Après le suicide du docteur Nguyen Van Thinh (voir 10 novembre), élection de Le Van Hoach (caodaïste) au poste de président de la République autonome de Cochinchine (Année politique 1946, p. 288).


​30 novembre 46 : La commission permanente du parlement vietnamien demande à l’assemblée nationale française l’envoi d’une commission d’enquête sur l’affaire d’Haïphong (Gras, 1979, p. 149).

Le général Nyo (dirigeant la commission militaire mixte prévue par le modus vivendi) rend compte à Valluy des difficultés à mettre en place les pourparlers de la structure en vue de l’application de l’article 9 du modus vivendi. Il constate que « les événements du Tonkin n’ont pas été sans peser sur leur déroulement » et dénonce, côté vietnamien, « une certaine tendance à l’atermoiement par des discussions interminables sur les différents points de nos propositions. » Les questions du désarmement et du retrait des troupes vietnamiennes n’ont toujours pas été abordées. Celle du statut de la Cochinchine demeure un point de blocage et l’on s’efforce d’éluder « le terrain politique et administratif » (Bodinier, 1987, pp. 334-336).

Un second message émanant du 2e Bureau (voir 28 novembre) indique : « La situation devient très grave, les hostilités vont s’étendre en tous lieux. Prenez des précautions. » (Bodinier, 1987, pp. 336-337)

Valluy revient sur sa décision du 23 et décide d’envoyer en urgence Sainteny de Saigon à Hanoi, estimant, au vu de ses relations privilégiées avec HCM et de l’amélioration de la situation militaire, qu’« il s’avère en effet que lui seul est en mesure de poursuivre l’exploitation politique de la situation. » Valluy informe D’Argenlieu de cette décision (Devillers, 1988, p. 258 et 262).
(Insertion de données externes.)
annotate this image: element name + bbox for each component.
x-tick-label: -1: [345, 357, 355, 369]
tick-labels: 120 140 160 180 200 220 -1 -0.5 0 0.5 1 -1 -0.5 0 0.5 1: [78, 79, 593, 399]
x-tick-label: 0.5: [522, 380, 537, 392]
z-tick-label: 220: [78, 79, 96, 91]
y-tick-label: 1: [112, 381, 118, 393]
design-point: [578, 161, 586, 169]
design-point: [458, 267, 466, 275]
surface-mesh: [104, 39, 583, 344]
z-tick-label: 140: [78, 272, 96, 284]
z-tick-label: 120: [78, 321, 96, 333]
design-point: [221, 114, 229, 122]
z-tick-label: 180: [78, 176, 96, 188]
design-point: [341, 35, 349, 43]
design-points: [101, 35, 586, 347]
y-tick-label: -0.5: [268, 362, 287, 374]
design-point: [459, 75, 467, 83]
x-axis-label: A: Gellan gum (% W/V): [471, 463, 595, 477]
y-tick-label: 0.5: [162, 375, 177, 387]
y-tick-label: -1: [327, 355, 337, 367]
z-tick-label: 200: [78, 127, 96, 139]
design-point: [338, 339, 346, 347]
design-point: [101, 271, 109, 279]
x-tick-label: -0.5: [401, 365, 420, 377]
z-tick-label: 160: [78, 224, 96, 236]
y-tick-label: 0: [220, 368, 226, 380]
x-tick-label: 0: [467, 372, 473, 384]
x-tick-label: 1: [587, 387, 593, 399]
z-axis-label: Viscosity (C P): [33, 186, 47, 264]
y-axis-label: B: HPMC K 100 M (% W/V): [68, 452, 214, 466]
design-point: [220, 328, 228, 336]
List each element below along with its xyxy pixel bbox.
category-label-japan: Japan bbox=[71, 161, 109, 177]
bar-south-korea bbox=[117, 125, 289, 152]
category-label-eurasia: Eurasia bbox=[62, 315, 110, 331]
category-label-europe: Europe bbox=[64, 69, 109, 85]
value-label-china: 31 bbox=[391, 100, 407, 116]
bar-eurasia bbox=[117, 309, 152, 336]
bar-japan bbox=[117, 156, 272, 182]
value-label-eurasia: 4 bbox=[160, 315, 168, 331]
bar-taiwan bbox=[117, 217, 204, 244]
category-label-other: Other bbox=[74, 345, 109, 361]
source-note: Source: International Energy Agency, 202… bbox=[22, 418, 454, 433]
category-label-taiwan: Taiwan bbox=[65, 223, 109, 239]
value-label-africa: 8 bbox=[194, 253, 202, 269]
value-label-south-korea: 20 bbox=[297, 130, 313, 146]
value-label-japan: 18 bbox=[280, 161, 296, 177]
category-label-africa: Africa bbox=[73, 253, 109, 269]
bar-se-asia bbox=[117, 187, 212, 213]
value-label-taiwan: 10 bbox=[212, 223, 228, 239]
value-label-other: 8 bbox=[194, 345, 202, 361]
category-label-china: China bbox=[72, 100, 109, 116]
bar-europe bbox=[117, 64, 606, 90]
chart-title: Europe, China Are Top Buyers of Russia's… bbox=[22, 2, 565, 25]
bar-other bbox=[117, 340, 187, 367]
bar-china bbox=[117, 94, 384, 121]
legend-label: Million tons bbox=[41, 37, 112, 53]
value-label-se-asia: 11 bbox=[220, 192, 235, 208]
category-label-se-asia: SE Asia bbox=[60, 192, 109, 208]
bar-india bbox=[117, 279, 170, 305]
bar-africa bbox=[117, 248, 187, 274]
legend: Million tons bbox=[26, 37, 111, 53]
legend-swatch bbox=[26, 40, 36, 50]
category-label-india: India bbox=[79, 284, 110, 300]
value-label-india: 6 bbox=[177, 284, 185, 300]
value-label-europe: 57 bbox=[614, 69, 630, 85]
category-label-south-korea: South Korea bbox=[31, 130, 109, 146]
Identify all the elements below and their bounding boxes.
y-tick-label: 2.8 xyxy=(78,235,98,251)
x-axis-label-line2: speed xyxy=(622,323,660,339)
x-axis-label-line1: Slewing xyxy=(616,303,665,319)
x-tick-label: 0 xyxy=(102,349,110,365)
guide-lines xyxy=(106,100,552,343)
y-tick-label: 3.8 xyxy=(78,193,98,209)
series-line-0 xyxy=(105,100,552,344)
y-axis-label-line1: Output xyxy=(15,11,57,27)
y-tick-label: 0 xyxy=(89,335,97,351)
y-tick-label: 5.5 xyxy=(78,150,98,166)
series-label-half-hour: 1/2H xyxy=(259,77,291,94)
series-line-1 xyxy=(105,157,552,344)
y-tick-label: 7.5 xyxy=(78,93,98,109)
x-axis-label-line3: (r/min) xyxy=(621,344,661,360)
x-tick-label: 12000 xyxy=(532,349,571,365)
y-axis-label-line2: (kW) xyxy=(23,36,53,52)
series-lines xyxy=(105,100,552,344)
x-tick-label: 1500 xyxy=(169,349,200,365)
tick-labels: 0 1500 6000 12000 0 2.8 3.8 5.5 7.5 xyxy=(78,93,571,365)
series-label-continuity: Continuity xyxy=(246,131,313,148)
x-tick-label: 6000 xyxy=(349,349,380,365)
Morlière (commandant des troupes françaises en Indochine du Nord et commissaire de la République par intérim) estime (à tort) que le gouvernement vietnamien n’envisage pas une « action agressive » mais « essaie de faire traîner en longueur » (Devillers, 1988, p. 262).

Dans un télégramme, D’Argenlieu couvre Valluy auprès du Cominindo : « Responsabilités incidents Haïphong et Langson incombent entièrement Vietnamiens. Préméditation nettement établie par documents saisis dans PC vietnamiens et attitude vietnamienne au cours des événements. » (cité in Turpin, 2005, p. 295) Cette version des événements ne fait toutefois pas l’unanimité au sein du comité (voir 14 décembre).